Женя в сомнении посмотрела вверх:
– Я не допрыгну. Здесь слишком высокие потолки. Все-таки бывшее Дворянское собрание…
Антиквар расхохотался:
– А моя прапрапрабабушка вряд ли умела писать, так что и мне прыгать бы не пришлось! Но слушайте, Женя, вы, может быть, думаете, что эта тетрадка стоит бешеных денег? Я вам ее подарю! Безвозмездно!
– Но нет, но почему, но я… – растерялась Женя.
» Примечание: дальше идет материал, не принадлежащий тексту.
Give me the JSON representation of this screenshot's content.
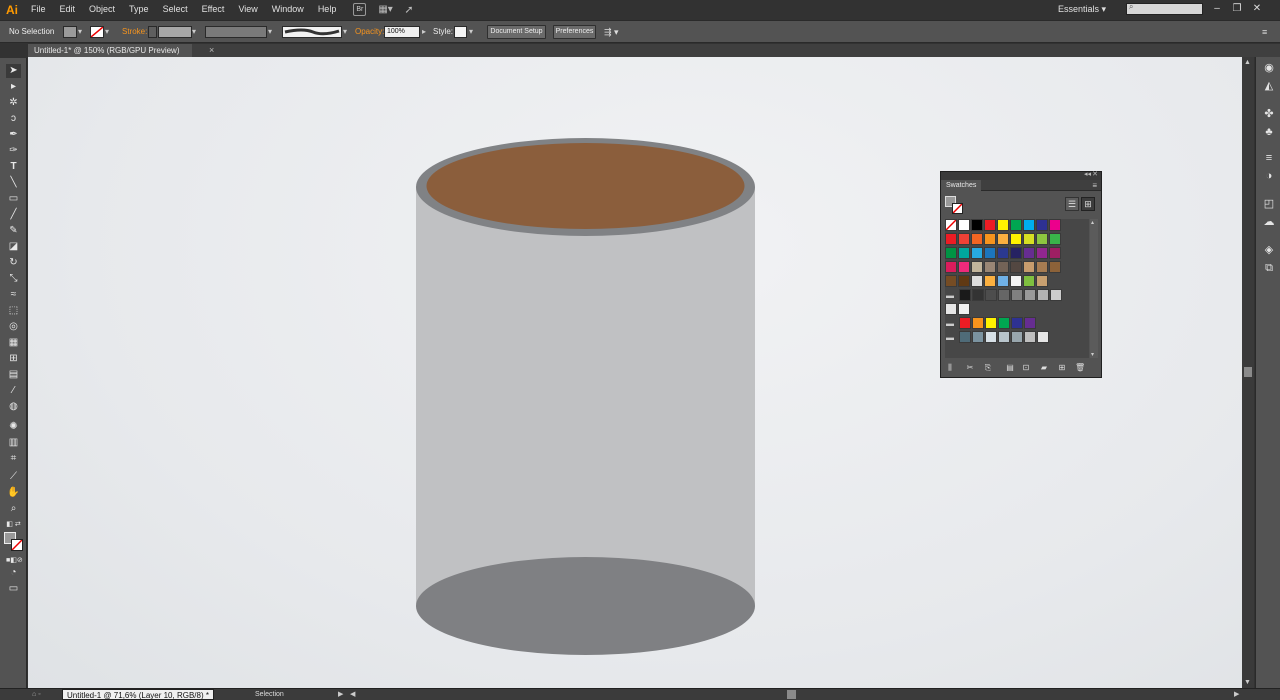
{
  "app": {
    "logo": "Ai",
    "bridge_label": "Br"
  },
  "menu": [
    "File",
    "Edit",
    "Object",
    "Type",
    "Select",
    "Effect",
    "View",
    "Window",
    "Help"
  ],
  "workspace": "Essentials",
  "window_controls": [
    "–",
    "❐",
    "✕"
  ],
  "control_bar": {
    "selection": "No Selection",
    "stroke_label": "Stroke:",
    "opacity_label": "Opacity:",
    "opacity_value": "100%",
    "style_label": "Style:",
    "document_setup": "Document Setup",
    "preferences": "Preferences"
  },
  "document_tab": {
    "title": "Untitled-1* @ 150% (RGB/GPU Preview)",
    "close": "×"
  },
  "status_bar": {
    "zoom_label": "Untitled-1 @ 71,6% (Layer 10, RGB/8) *",
    "tool": "Selection"
  },
  "swatches_panel": {
    "title": "Swatches",
    "rows": [
      [
        "none",
        "#ffffff",
        "#000000",
        "#ed1c24",
        "#fff200",
        "#00a651",
        "#00aeef",
        "#2e3192",
        "#ec008c"
      ],
      [
        "#ed1c24",
        "#ef4136",
        "#f26522",
        "#f7941d",
        "#fbb040",
        "#fff200",
        "#d7df23",
        "#8dc63f",
        "#39b54a"
      ],
      [
        "#009444",
        "#00a79d",
        "#27aae1",
        "#1c75bc",
        "#2b3990",
        "#262262",
        "#662d91",
        "#92278f",
        "#9e1f63"
      ],
      [
        "#da1c5c",
        "#ee2a7b",
        "#c2b59b",
        "#998675",
        "#736357",
        "#534741",
        "#c69c6d",
        "#a67c52",
        "#8c6239"
      ],
      [
        "#754c24",
        "#603913",
        "#dddddd",
        "#fbb040",
        "#6fb0e6",
        "#f4f4f4",
        "#7fbf3f",
        "#c8a070"
      ],
      [
        "#1a1a1a",
        "#333333",
        "#4d4d4d",
        "#666666",
        "#808080",
        "#999999",
        "#b3b3b3",
        "#cccccc"
      ],
      [
        "#e6e6e6",
        "#f2f2f2"
      ],
      [
        "#ed1c24",
        "#f7941d",
        "#fff200",
        "#00a651",
        "#2e3192",
        "#662d91"
      ],
      [
        "#4f6b78",
        "#7b93a0",
        "#d7e0e6",
        "#b8c4cb",
        "#98a6ad",
        "#bfbfbf",
        "#e6e6e6"
      ]
    ]
  },
  "artwork": {
    "cylinder_body": "#c0c1c3",
    "rim": "#808285",
    "liquid": "#8b5e3c",
    "bottom": "#7f8083"
  }
}
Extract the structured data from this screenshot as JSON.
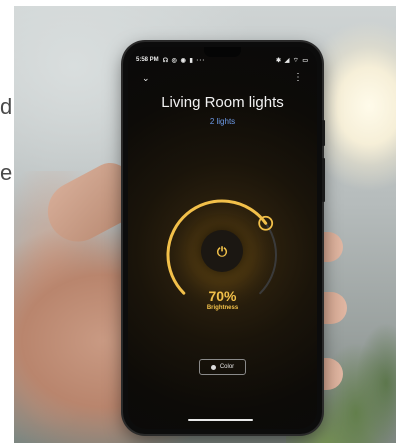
{
  "left_fragments": [
    "d",
    "e"
  ],
  "phone": {
    "status_time": "5:58 PM",
    "status_left_icons": "☊ ◎ ◉ ▮ ···",
    "status_right_icons": "✱ ◢ ⌔ ▭",
    "chevron_icon": "chevron-down-icon",
    "menu_icon": "more-vert-icon",
    "title": "Living Room lights",
    "subtitle": "2 lights",
    "brightness_value": "70%",
    "brightness_level": 0.7,
    "brightness_label": "Brightness",
    "color_button_label": "Color",
    "accent_color": "#f2c04a",
    "link_color": "#6d9be8"
  }
}
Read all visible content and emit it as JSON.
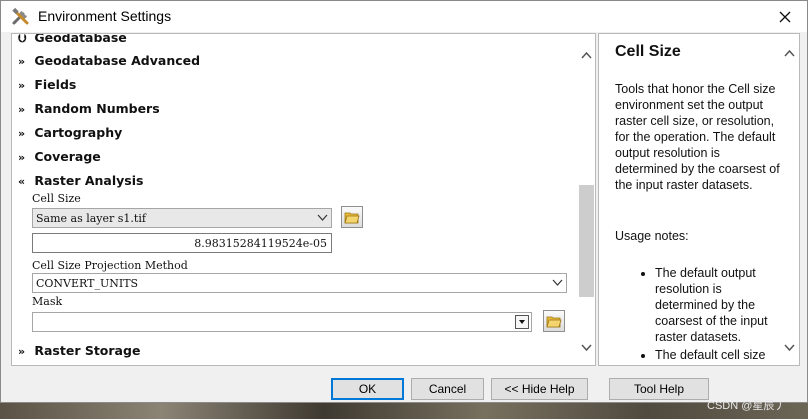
{
  "window": {
    "title": "Environment Settings",
    "icon": "tools-icon",
    "close_icon": "close-icon"
  },
  "settings": {
    "sections_above": [
      {
        "label": "Geodatabase",
        "icon": "chevron-double-down-icon"
      },
      {
        "label": "Geodatabase Advanced",
        "icon": "chevron-double-down-icon"
      },
      {
        "label": "Fields",
        "icon": "chevron-double-down-icon"
      },
      {
        "label": "Random Numbers",
        "icon": "chevron-double-down-icon"
      },
      {
        "label": "Cartography",
        "icon": "chevron-double-down-icon"
      },
      {
        "label": "Coverage",
        "icon": "chevron-double-down-icon"
      }
    ],
    "expanded_section": {
      "label": "Raster Analysis",
      "icon": "chevron-double-up-icon",
      "cell_size": {
        "label": "Cell Size",
        "selected": "Same as layer s1.tif",
        "value": "8.98315284119524e-05"
      },
      "projection_method": {
        "label": "Cell Size Projection Method",
        "selected": "CONVERT_UNITS"
      },
      "mask": {
        "label": "Mask",
        "value": ""
      }
    },
    "sections_below": [
      {
        "label": "Raster Storage",
        "icon": "chevron-double-down-icon"
      }
    ]
  },
  "help": {
    "title": "Cell Size",
    "intro": "Tools that honor the Cell size environment set the output raster cell size, or resolution, for the operation. The default output resolution is determined by the coarsest of the input raster datasets.",
    "usage_heading": "Usage notes:",
    "notes": [
      "The default output resolution is determined by the coarsest of the input raster datasets.",
      "The default cell size"
    ]
  },
  "buttons": {
    "ok": "OK",
    "cancel": "Cancel",
    "hide_help": "<< Hide Help",
    "tool_help": "Tool Help"
  },
  "watermark": "CSDN @星辰丿"
}
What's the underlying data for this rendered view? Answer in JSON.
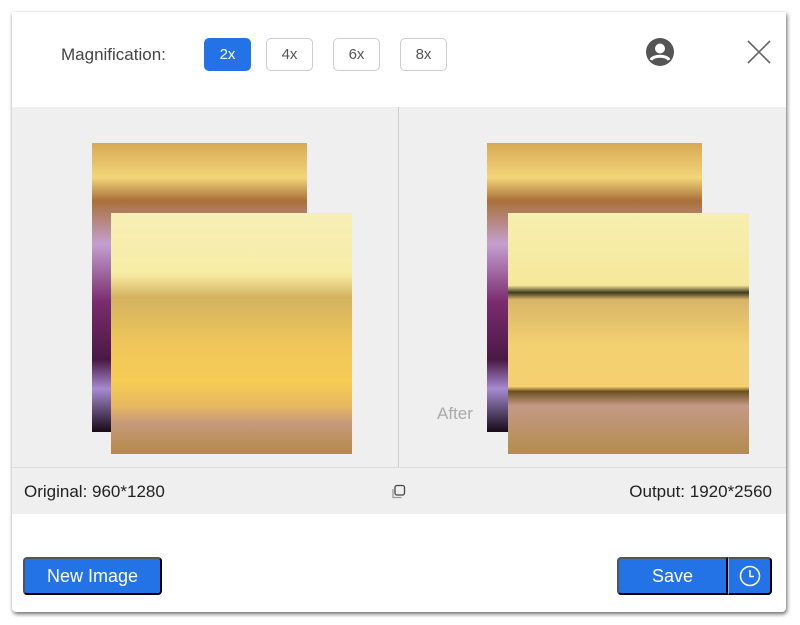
{
  "header": {
    "magnification_label": "Magnification:",
    "options": [
      {
        "label": "2x",
        "active": true
      },
      {
        "label": "4x",
        "active": false
      },
      {
        "label": "6x",
        "active": false
      },
      {
        "label": "8x",
        "active": false
      }
    ],
    "user_icon": "user-circle-icon",
    "close_icon": "close-icon"
  },
  "preview": {
    "after_text": "After"
  },
  "status": {
    "original": "Original: 960*1280",
    "output": "Output: 1920*2560",
    "compare_icon": "copy-icon"
  },
  "footer": {
    "new_image": "New Image",
    "save": "Save",
    "history_icon": "clock-icon"
  },
  "colors": {
    "accent": "#2473e6"
  }
}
– Слушайте, – прищурившись, проговорил Алик Фрунзевич, – я с антиквариатом разных видов работаю с тринадцати лет. Это самостоятельно. А вообще-то я вырос в лавке моего отца, который вырос в лавке моего деда! И оба они были антикварами. А прадед мой был старьевщиком, то есть, считайте, тоже антикваром! Еще поискать надо человека, который столько знал бы о связи старины и современности, как потомственный антиквар! То есть как ваш покорный слуга. Мне случалось оказываться свидетелем совпадений куда более потрясающих, чем находка этого дневника – и внезапное появление вас в моем салоне. Я не сомневаюсь, что это вовсе не совпадения, а причудливое сплетение событий, на которые так горазда жизнь и в которых человеку никогда не разобраться. Это называется судьба, и тот, кто вовремя поймает путеводную нить, не просто успешно пройдет по лабиринту судьбы, но и совершит множество открытий.